In the fall of 1999 Forbes.com disappeared for four days. It went dark, kaput, a victim of too much PR and traffic pointed at it by AOL and the annual list of the 400 Richest Americans, a server platform built on the cheap with the wrong technology, and a tech team completely frozen in the headlights.
I lived those four sleepless days in agony — we were pre-IPO, talking to bankers, getting a ton of scrutiny with a new CEO aboard — and boom, goodbye web site. Was it a memory leak (I love how everything eventually gets blamed on a memory leak!)? Was it an issue with concurrent connections? The ad server? I made the tough call on the fourth day to literally start over and relaunch, building back content and functions as time went by.
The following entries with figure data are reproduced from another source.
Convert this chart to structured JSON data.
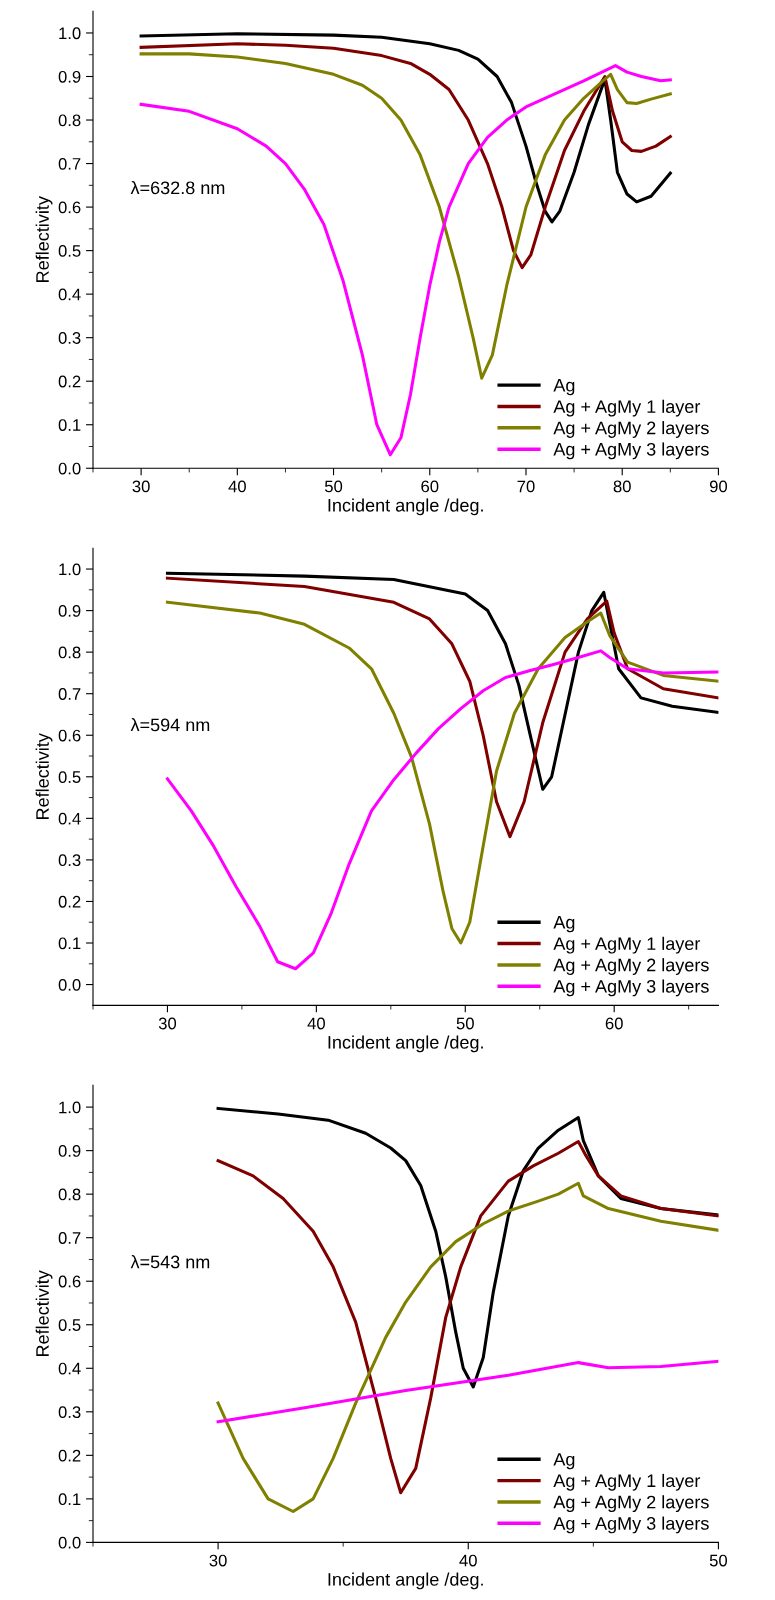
{
  "chart_data": [
    {
      "type": "line",
      "xlabel": "Incident angle /deg.",
      "ylabel": "Reflectivity",
      "annotations": [
        "λ=632.8 nm"
      ],
      "xlim": [
        25,
        90
      ],
      "ylim": [
        0,
        1.05
      ],
      "xticks": [
        30,
        40,
        50,
        60,
        70,
        80,
        90,
        {
          "value": 25,
          "label": null
        },
        {
          "value": 35,
          "label": null
        },
        {
          "value": 45,
          "label": null
        },
        {
          "value": 55,
          "label": null
        },
        {
          "value": 65,
          "label": null
        },
        {
          "value": 75,
          "label": null
        },
        {
          "value": 85,
          "label": null
        }
      ],
      "yticks": [
        "0.0",
        0.1,
        0.2,
        0.3,
        0.4,
        0.5,
        0.6,
        0.7,
        0.8,
        0.9,
        "1.0"
      ],
      "grid": false,
      "legend": "bottom right",
      "line_style": "solid",
      "marker": "none",
      "series": [
        {
          "name": "Ag",
          "color": "#000000",
          "x": [
            30,
            40,
            50,
            55,
            60,
            63,
            65,
            67,
            68.5,
            70,
            71,
            72,
            72.7,
            73.5,
            75,
            76.5,
            78.2,
            78.8,
            79.5,
            80.5,
            81.5,
            83,
            85
          ],
          "values": [
            0.993,
            0.998,
            0.995,
            0.99,
            0.975,
            0.96,
            0.94,
            0.9,
            0.84,
            0.74,
            0.66,
            0.59,
            0.566,
            0.59,
            0.68,
            0.79,
            0.894,
            0.8,
            0.68,
            0.63,
            0.612,
            0.625,
            0.678
          ]
        },
        {
          "name": "Ag + AgMy 1 layer",
          "color": "#800000",
          "x": [
            30,
            40,
            45,
            50,
            55,
            58,
            60,
            62,
            64,
            66,
            67.5,
            68.7,
            69.6,
            70.5,
            72,
            74,
            76,
            78.2,
            79,
            80,
            81,
            82,
            83.5,
            85
          ],
          "values": [
            0.967,
            0.975,
            0.972,
            0.965,
            0.948,
            0.93,
            0.905,
            0.87,
            0.8,
            0.7,
            0.6,
            0.5,
            0.461,
            0.49,
            0.6,
            0.73,
            0.82,
            0.9,
            0.82,
            0.75,
            0.73,
            0.728,
            0.74,
            0.762
          ]
        },
        {
          "name": "Ag + AgMy 2 layers",
          "color": "#808000",
          "x": [
            30,
            35,
            40,
            45,
            50,
            53,
            55,
            57,
            59,
            61,
            63,
            64.5,
            65.4,
            66.5,
            68,
            70,
            72,
            74,
            76,
            78,
            78.8,
            79.5,
            80.5,
            81.5,
            83,
            85
          ],
          "values": [
            0.952,
            0.952,
            0.945,
            0.93,
            0.905,
            0.88,
            0.85,
            0.8,
            0.72,
            0.6,
            0.44,
            0.3,
            0.207,
            0.26,
            0.42,
            0.6,
            0.72,
            0.8,
            0.85,
            0.89,
            0.905,
            0.87,
            0.84,
            0.838,
            0.848,
            0.86
          ]
        },
        {
          "name": "Ag + AgMy 3 layers",
          "color": "#ff00ff",
          "x": [
            30,
            35,
            40,
            43,
            45,
            47,
            49,
            51,
            53,
            54.5,
            55.9,
            57,
            58,
            59,
            60,
            61,
            62,
            64,
            66,
            68,
            70,
            73,
            76,
            79.3,
            80.5,
            82,
            84,
            85
          ],
          "values": [
            0.836,
            0.82,
            0.78,
            0.74,
            0.7,
            0.64,
            0.56,
            0.43,
            0.26,
            0.1,
            0.031,
            0.07,
            0.17,
            0.3,
            0.42,
            0.52,
            0.6,
            0.7,
            0.76,
            0.8,
            0.83,
            0.86,
            0.89,
            0.925,
            0.91,
            0.9,
            0.89,
            0.892
          ]
        }
      ]
    },
    {
      "type": "line",
      "xlabel": "Incident angle /deg.",
      "ylabel": "Reflectivity",
      "annotations": [
        "λ=594 nm"
      ],
      "xlim": [
        25,
        67
      ],
      "ylim": [
        -0.05,
        1.05
      ],
      "xticks": [
        30,
        40,
        50,
        60,
        {
          "value": 25,
          "label": null
        },
        {
          "value": 35,
          "label": null
        },
        {
          "value": 45,
          "label": null
        },
        {
          "value": 55,
          "label": null
        },
        {
          "value": 65,
          "label": null
        }
      ],
      "yticks": [
        "0.0",
        0.1,
        0.2,
        0.3,
        0.4,
        0.5,
        0.6,
        0.7,
        0.8,
        0.9,
        "1.0"
      ],
      "grid": false,
      "legend": "bottom right",
      "line_style": "solid",
      "marker": "none",
      "series": [
        {
          "name": "Ag",
          "color": "#000000",
          "x": [
            30,
            39.2,
            45.2,
            50,
            51.5,
            52.7,
            53.6,
            54.3,
            55.2,
            55.8,
            56.7,
            57.6,
            58.5,
            59.3,
            59.7,
            60.3,
            61.8,
            63.9,
            67
          ],
          "values": [
            0.99,
            0.983,
            0.975,
            0.94,
            0.9,
            0.82,
            0.72,
            0.61,
            0.47,
            0.5,
            0.65,
            0.8,
            0.9,
            0.944,
            0.87,
            0.76,
            0.69,
            0.67,
            0.655
          ]
        },
        {
          "name": "Ag + AgMy 1 layer",
          "color": "#800000",
          "x": [
            30,
            39.2,
            45.2,
            47.6,
            49.1,
            50.3,
            51.2,
            52.1,
            53,
            53.95,
            55.2,
            56.7,
            58.2,
            59.5,
            60,
            60.9,
            63.3,
            67
          ],
          "values": [
            0.978,
            0.958,
            0.92,
            0.88,
            0.82,
            0.73,
            0.6,
            0.44,
            0.356,
            0.44,
            0.63,
            0.8,
            0.88,
            0.923,
            0.846,
            0.76,
            0.712,
            0.69
          ]
        },
        {
          "name": "Ag + AgMy 2 layers",
          "color": "#808000",
          "x": [
            30,
            36.2,
            39.2,
            42.2,
            43.7,
            45.2,
            46.4,
            47.6,
            48.5,
            49.1,
            49.7,
            50.3,
            51.2,
            52.1,
            53.3,
            54.9,
            56.7,
            58.2,
            59.1,
            59.7,
            60.9,
            63.3,
            67
          ],
          "values": [
            0.92,
            0.894,
            0.867,
            0.81,
            0.76,
            0.653,
            0.546,
            0.386,
            0.226,
            0.135,
            0.1,
            0.15,
            0.333,
            0.514,
            0.653,
            0.76,
            0.835,
            0.873,
            0.894,
            0.84,
            0.776,
            0.744,
            0.73
          ]
        },
        {
          "name": "Ag + AgMy 3 layers",
          "color": "#ff00ff",
          "x": [
            30,
            31.6,
            33.1,
            34.6,
            36.2,
            37.4,
            38.6,
            39.8,
            41,
            42.2,
            43.7,
            45.2,
            46.7,
            48.2,
            49.7,
            51.2,
            52.7,
            54.3,
            55.8,
            57.3,
            59.1,
            59.7,
            60.9,
            63.3,
            67
          ],
          "values": [
            0.495,
            0.418,
            0.333,
            0.236,
            0.14,
            0.055,
            0.038,
            0.076,
            0.172,
            0.29,
            0.418,
            0.493,
            0.557,
            0.616,
            0.664,
            0.707,
            0.739,
            0.755,
            0.769,
            0.784,
            0.803,
            0.787,
            0.76,
            0.75,
            0.752
          ]
        }
      ]
    },
    {
      "type": "line",
      "xlabel": "Incident angle /deg.",
      "ylabel": "Reflectivity",
      "annotations": [
        "λ=543 nm"
      ],
      "xlim": [
        25,
        50
      ],
      "ylim": [
        0,
        1.05
      ],
      "xticks": [
        30,
        40,
        50,
        {
          "value": 25,
          "label": null
        },
        {
          "value": 35,
          "label": null
        },
        {
          "value": 45,
          "label": null
        }
      ],
      "yticks": [
        "0.0",
        0.1,
        0.2,
        0.3,
        0.4,
        0.5,
        0.6,
        0.7,
        0.8,
        0.9,
        "1.0"
      ],
      "grid": false,
      "legend": "bottom right",
      "line_style": "solid",
      "marker": "none",
      "series": [
        {
          "name": "Ag",
          "color": "#000000",
          "x": [
            30,
            32.4,
            34.4,
            35.9,
            36.9,
            37.5,
            38.1,
            38.7,
            39.1,
            39.5,
            39.8,
            40.2,
            40.6,
            41,
            41.6,
            42.2,
            42.8,
            43.6,
            44.4,
            44.6,
            45.2,
            46.1,
            47.7,
            50
          ],
          "values": [
            0.997,
            0.984,
            0.97,
            0.94,
            0.906,
            0.877,
            0.82,
            0.715,
            0.61,
            0.483,
            0.4,
            0.357,
            0.425,
            0.575,
            0.75,
            0.854,
            0.906,
            0.947,
            0.976,
            0.923,
            0.842,
            0.79,
            0.767,
            0.752
          ]
        },
        {
          "name": "Ag + AgMy 1 layer",
          "color": "#800000",
          "x": [
            30,
            31.4,
            32.6,
            33.8,
            34.6,
            35.5,
            36.3,
            36.9,
            37.3,
            37.9,
            38.5,
            39.1,
            39.7,
            40.5,
            41.6,
            42.6,
            43.6,
            44.4,
            44.7,
            45.2,
            46.1,
            47.7,
            50
          ],
          "values": [
            0.877,
            0.842,
            0.79,
            0.715,
            0.633,
            0.506,
            0.332,
            0.193,
            0.114,
            0.17,
            0.332,
            0.517,
            0.633,
            0.75,
            0.83,
            0.865,
            0.894,
            0.921,
            0.889,
            0.842,
            0.796,
            0.767,
            0.75
          ]
        },
        {
          "name": "Ag + AgMy 2 layers",
          "color": "#808000",
          "x": [
            30,
            31,
            32,
            33,
            33.8,
            34.6,
            35.5,
            36.7,
            37.5,
            38.5,
            39.5,
            40.6,
            41.6,
            42.8,
            43.6,
            44.4,
            44.6,
            45.6,
            47.7,
            50
          ],
          "values": [
            0.32,
            0.193,
            0.1,
            0.071,
            0.1,
            0.193,
            0.32,
            0.471,
            0.552,
            0.633,
            0.691,
            0.732,
            0.761,
            0.784,
            0.8,
            0.825,
            0.796,
            0.767,
            0.738,
            0.717
          ]
        },
        {
          "name": "Ag + AgMy 3 layers",
          "color": "#ff00ff",
          "x": [
            30,
            33.4,
            37.5,
            41.6,
            44.4,
            45.6,
            47.7,
            50
          ],
          "values": [
            0.277,
            0.309,
            0.349,
            0.384,
            0.413,
            0.401,
            0.404,
            0.416
          ]
        }
      ]
    }
  ]
}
Those were dark times for me, for our ISP, and for our tech team. I learned a lot about technology disaster recovery and crisis management and today it came in handy.
Another site failing (not Lenovo.com), going down as “Service Unavailable” when we could least afford it to fall down. This time it took 30 minutes for me and one very smart guy on my team to decide to fire the ISP, move to a new host (thanks to Mark Cahill at Vario for the suggestions), get the coders to start debugging and have the DNS repointed. No more diagnostics. No more waiting for a service ticket to get opened, to get escalated, for serves to get rebooted, for this fix and that fix.
Screw it. Punt to a new box, learn the lesson never to host at the old ISP again, and never get a hosting relationship where your techs and sysadmins don’t have 100% God status.
0 thoughts on “Burn me once — how to handle a crashing website”
Eeeeewwwwww. Ouch. Sorry to hear it. But glad you had the horrible life lesson behind to you to you over yesterday’s hump quickly.